Des outils de diffusion nourrissent les échanges scientifiques des comités de priorité : par exemple, la banque Famili@, sur Internet depuis 1998 et mise à jour chaque année, fournit des bibliographies; le Bulletin, en place depuis 1996 et paraissant quatre fois l’an, reproduit des textes ou des exposés en provenance de l’équipe. Quant aux séminaires publics, ils s’inspirent des travaux de ces comités, en même temps qu’ils reflètent les recherches en cours et les intérêts de l’heure. Rappelons quelques titres de séminaires tenus entre 1997 et 2000 : Nouvelles allocations familiales : impact et alternatives;Les ruptures d’union;Le développement des jeunes enfants : quelles questions doit-on se poser?;Les transformations de la paternité.

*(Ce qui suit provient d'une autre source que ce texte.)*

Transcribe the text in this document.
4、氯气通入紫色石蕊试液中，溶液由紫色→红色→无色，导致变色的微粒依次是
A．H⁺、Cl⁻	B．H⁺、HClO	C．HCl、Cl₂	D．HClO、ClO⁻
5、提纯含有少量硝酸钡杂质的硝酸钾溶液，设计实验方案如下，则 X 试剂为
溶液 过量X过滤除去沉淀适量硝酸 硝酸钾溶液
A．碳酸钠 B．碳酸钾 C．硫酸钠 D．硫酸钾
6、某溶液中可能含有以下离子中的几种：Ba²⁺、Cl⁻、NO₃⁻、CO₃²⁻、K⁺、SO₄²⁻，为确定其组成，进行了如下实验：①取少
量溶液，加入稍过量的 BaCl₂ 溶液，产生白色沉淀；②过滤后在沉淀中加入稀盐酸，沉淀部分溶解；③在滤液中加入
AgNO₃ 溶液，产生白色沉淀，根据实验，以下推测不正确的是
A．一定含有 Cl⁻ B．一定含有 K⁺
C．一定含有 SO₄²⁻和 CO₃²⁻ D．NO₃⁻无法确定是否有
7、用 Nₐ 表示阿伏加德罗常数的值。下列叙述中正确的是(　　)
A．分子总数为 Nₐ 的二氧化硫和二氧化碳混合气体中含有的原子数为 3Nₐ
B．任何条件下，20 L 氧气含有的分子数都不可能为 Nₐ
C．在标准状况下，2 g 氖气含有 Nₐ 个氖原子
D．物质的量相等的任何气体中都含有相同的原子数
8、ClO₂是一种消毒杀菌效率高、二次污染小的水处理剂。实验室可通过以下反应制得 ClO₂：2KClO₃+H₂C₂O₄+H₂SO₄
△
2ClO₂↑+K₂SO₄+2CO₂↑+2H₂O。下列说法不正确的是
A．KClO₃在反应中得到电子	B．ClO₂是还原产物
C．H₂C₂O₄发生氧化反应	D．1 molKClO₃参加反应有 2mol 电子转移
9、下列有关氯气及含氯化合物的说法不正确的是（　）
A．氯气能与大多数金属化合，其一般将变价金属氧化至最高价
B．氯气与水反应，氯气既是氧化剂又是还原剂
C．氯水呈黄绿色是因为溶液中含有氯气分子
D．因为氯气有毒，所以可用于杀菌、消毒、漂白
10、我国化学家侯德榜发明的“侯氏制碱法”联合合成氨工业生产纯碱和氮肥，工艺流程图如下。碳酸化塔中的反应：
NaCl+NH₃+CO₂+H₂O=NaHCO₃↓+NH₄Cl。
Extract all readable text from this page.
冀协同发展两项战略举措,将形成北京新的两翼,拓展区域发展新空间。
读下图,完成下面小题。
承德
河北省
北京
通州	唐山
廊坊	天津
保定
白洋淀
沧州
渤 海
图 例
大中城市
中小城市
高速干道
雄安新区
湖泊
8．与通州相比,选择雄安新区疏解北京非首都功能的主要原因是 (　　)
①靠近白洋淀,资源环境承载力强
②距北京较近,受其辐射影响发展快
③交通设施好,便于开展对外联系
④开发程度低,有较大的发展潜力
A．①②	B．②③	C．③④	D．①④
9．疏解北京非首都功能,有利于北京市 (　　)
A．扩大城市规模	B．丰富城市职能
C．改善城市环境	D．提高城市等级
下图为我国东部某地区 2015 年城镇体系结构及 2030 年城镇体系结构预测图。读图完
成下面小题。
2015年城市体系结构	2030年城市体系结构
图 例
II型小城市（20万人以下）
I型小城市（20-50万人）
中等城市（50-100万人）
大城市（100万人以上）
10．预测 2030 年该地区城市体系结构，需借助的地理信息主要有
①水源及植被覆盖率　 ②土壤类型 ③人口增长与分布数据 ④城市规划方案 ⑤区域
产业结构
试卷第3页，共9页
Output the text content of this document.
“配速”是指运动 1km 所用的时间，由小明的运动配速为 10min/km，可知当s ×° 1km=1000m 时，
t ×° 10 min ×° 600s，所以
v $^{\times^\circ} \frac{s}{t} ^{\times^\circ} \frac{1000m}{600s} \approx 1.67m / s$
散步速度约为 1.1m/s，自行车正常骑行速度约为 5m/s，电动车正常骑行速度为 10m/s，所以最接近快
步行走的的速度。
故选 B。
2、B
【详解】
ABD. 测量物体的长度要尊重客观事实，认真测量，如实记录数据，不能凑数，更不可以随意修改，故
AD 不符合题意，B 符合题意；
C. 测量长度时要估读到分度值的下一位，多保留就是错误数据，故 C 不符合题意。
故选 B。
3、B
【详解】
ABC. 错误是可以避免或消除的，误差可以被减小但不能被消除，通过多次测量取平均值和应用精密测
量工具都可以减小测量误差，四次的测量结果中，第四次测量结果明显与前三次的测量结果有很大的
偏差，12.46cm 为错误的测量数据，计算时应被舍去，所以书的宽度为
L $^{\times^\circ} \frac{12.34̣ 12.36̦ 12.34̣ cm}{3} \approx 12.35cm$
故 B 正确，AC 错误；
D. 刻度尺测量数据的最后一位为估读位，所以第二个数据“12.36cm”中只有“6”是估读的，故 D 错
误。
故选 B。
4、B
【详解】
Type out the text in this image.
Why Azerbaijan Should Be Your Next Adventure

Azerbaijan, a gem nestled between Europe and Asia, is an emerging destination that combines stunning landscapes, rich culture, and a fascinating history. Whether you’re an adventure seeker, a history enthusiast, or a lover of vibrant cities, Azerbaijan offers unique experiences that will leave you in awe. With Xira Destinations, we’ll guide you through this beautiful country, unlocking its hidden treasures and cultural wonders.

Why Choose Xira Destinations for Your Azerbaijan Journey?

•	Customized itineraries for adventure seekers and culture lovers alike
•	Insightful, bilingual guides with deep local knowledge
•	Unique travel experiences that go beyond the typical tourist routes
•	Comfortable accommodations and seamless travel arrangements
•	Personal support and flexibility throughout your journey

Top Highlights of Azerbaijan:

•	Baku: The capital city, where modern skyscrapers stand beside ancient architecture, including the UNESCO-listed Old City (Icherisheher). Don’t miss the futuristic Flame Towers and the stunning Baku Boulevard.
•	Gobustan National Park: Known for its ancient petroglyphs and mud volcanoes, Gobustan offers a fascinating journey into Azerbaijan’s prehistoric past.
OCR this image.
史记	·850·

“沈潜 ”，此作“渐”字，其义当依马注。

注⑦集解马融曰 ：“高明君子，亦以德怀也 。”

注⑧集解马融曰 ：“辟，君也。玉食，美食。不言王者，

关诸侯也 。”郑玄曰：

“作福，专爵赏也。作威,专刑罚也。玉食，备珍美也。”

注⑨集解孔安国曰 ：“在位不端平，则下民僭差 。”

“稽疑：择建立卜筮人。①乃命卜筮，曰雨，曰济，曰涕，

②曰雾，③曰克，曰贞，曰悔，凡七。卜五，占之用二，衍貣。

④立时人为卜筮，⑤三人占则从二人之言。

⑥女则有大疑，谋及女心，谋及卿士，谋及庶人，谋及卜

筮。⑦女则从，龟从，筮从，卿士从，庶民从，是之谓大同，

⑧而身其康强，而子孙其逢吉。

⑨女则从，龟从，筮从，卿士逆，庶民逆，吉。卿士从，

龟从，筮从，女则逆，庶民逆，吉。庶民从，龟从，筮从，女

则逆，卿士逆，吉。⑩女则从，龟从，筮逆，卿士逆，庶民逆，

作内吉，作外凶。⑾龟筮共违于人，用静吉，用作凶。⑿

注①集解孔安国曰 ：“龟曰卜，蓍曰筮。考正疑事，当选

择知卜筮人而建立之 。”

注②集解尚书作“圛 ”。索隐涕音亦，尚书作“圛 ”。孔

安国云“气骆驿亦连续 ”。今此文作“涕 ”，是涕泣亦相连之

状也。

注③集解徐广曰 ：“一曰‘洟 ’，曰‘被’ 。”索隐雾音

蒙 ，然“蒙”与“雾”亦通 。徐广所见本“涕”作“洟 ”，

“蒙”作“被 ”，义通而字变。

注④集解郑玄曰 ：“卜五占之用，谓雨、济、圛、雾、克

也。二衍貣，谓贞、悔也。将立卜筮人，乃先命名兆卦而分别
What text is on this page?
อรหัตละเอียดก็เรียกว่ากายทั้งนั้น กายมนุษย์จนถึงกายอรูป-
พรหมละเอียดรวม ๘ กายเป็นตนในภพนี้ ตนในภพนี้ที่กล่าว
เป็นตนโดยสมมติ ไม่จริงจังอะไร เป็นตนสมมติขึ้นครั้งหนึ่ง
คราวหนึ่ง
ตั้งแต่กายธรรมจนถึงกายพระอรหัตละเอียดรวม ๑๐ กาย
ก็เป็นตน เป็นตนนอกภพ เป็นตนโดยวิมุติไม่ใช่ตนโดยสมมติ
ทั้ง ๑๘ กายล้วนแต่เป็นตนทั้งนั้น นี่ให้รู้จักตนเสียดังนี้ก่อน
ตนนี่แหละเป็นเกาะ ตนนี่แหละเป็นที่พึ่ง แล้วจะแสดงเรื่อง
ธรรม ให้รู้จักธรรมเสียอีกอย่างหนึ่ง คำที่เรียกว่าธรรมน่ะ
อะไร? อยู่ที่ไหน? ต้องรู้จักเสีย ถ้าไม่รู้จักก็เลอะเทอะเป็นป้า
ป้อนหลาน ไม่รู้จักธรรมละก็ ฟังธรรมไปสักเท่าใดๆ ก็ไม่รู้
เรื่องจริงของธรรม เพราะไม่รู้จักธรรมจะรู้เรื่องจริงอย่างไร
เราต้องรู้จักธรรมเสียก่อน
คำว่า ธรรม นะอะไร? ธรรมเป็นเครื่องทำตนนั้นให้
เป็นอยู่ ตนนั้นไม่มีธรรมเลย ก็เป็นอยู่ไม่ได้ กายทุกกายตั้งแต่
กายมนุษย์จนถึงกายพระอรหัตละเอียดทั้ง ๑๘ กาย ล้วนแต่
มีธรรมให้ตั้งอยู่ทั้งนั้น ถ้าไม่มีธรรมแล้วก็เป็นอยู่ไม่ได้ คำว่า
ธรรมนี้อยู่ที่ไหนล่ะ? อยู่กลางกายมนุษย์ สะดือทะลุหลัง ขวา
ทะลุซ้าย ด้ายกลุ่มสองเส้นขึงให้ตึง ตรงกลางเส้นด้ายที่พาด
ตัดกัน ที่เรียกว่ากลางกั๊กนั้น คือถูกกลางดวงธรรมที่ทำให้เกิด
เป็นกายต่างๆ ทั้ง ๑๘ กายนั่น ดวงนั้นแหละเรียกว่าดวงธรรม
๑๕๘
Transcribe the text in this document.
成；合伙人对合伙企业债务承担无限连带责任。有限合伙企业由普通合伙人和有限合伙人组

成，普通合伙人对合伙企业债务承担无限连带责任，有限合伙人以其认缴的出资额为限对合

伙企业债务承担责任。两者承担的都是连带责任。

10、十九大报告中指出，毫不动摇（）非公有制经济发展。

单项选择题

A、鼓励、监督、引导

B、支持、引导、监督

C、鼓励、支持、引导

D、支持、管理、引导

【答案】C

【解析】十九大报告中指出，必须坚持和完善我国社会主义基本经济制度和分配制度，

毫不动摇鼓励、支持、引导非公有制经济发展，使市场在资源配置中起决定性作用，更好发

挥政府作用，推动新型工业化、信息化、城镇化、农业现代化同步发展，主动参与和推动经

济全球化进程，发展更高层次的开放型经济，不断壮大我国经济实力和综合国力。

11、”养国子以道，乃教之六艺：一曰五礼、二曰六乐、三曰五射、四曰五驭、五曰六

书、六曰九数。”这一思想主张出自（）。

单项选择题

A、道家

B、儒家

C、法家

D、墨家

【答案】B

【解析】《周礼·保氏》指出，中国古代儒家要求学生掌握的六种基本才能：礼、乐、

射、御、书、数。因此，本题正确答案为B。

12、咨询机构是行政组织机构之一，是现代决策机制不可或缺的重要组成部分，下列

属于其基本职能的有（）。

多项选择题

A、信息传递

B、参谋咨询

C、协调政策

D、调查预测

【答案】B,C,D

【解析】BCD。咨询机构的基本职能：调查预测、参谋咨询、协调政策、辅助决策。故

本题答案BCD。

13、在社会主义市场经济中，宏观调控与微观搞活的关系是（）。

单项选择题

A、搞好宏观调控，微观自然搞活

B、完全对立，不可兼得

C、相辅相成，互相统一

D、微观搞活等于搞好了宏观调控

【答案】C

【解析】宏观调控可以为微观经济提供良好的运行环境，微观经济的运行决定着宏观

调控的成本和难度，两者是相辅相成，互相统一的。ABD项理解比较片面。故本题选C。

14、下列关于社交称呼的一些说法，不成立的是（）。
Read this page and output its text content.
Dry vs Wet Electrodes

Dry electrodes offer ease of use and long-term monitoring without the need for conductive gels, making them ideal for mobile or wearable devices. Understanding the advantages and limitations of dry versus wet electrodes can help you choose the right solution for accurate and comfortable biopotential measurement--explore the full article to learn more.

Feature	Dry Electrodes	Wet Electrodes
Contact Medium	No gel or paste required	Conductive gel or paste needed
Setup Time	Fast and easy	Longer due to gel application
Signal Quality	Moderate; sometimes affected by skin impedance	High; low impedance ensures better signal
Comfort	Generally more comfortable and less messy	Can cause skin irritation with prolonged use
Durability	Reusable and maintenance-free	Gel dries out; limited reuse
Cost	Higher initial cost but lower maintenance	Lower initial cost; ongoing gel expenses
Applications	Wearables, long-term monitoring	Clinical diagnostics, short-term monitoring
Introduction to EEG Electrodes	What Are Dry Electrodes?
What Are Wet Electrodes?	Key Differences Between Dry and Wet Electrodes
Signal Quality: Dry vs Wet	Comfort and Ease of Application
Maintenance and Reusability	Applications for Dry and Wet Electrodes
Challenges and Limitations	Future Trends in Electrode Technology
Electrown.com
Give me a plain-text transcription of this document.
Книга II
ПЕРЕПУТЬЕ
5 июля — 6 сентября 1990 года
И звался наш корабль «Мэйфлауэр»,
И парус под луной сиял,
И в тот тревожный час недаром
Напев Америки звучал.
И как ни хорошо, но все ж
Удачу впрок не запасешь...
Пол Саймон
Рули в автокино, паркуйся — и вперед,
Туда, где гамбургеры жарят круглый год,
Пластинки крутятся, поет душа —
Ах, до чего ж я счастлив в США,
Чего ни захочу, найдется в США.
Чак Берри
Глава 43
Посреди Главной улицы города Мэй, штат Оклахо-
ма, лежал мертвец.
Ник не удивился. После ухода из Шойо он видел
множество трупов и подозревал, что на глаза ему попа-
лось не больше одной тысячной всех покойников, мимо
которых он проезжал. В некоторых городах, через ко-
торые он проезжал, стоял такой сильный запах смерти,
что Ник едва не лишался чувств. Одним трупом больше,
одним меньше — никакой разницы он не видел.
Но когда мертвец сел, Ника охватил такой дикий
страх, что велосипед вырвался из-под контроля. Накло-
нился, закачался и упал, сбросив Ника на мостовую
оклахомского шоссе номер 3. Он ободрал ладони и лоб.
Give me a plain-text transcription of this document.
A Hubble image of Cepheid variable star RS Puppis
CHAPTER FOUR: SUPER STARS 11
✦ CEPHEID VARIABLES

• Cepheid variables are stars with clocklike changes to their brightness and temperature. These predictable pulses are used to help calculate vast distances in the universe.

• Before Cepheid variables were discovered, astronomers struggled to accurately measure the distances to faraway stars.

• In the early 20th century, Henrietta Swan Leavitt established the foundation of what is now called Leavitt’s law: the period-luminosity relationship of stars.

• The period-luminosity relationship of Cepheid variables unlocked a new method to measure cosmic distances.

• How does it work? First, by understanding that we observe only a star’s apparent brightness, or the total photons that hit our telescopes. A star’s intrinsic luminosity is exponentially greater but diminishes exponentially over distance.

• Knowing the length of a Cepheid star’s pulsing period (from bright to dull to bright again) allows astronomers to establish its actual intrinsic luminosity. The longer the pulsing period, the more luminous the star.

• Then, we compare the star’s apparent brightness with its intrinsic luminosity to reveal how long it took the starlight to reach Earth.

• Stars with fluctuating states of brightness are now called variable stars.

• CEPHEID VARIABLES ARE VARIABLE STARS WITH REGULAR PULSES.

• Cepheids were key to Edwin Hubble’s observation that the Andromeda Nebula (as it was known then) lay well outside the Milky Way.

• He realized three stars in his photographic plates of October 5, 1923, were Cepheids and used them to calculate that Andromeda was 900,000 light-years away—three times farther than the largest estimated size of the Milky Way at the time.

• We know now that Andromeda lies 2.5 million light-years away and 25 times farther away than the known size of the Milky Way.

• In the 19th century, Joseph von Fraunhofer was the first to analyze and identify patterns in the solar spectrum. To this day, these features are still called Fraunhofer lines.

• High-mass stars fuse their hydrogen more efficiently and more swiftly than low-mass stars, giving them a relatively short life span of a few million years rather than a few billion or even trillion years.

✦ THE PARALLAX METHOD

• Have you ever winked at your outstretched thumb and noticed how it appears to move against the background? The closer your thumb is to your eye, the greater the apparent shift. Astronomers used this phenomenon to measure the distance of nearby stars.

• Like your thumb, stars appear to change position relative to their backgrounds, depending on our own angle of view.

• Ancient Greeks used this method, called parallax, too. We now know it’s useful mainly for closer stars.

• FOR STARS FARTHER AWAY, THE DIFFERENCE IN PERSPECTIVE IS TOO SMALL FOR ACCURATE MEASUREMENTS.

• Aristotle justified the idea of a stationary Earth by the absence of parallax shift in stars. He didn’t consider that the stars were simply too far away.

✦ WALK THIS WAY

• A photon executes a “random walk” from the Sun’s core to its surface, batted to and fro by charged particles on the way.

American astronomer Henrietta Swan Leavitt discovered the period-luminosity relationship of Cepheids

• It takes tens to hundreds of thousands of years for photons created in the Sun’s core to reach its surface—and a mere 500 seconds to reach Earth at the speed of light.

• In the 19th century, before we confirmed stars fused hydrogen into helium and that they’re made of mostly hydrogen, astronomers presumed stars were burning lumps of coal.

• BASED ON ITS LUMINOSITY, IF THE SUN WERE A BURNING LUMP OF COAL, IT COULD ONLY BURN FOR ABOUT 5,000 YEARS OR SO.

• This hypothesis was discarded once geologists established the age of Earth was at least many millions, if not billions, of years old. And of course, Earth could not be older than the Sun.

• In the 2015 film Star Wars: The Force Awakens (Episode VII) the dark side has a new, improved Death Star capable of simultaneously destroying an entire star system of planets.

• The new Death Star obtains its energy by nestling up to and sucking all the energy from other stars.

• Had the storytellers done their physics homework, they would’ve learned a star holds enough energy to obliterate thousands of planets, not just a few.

Une synergie s’installe peu à peu dans les relations intersectorielles. À la veille du renouvellement de la subvention de l’équipe, les comptes rendus des réunions visant à dresser un bilan d’ensemble de la phase II révèlent une évaluation beaucoup plus positive qu’à la fin de la phase I. Le travail d’évaluation permet « l’élaboration d’un référentiel commun », mais aussi « l’expression des divergences » (Schweyer 2001 : 178). Ainsi les milieux communautaires et gouvernementaux jugent les échanges intersectoriels « mieux ciblés, plus fréquents, plus personnalisés » et ils ont « mieux répondu à [leurs] intérêts ». Des partenaires communautaires ont qualifié la recherche d’« indispensable » pour leurs actions de « représentation et de pression auprès des gouvernements ». Quant aux partenaires gouvernementaux, tout en déplorant que certains des sujets qui les intéressent (par exemple, le développement des enfants) ne soient pas étudiés dans l’équipe, ils ont observé que le partenariat était « déterminant dans la crédibilité de leurs dossiers ».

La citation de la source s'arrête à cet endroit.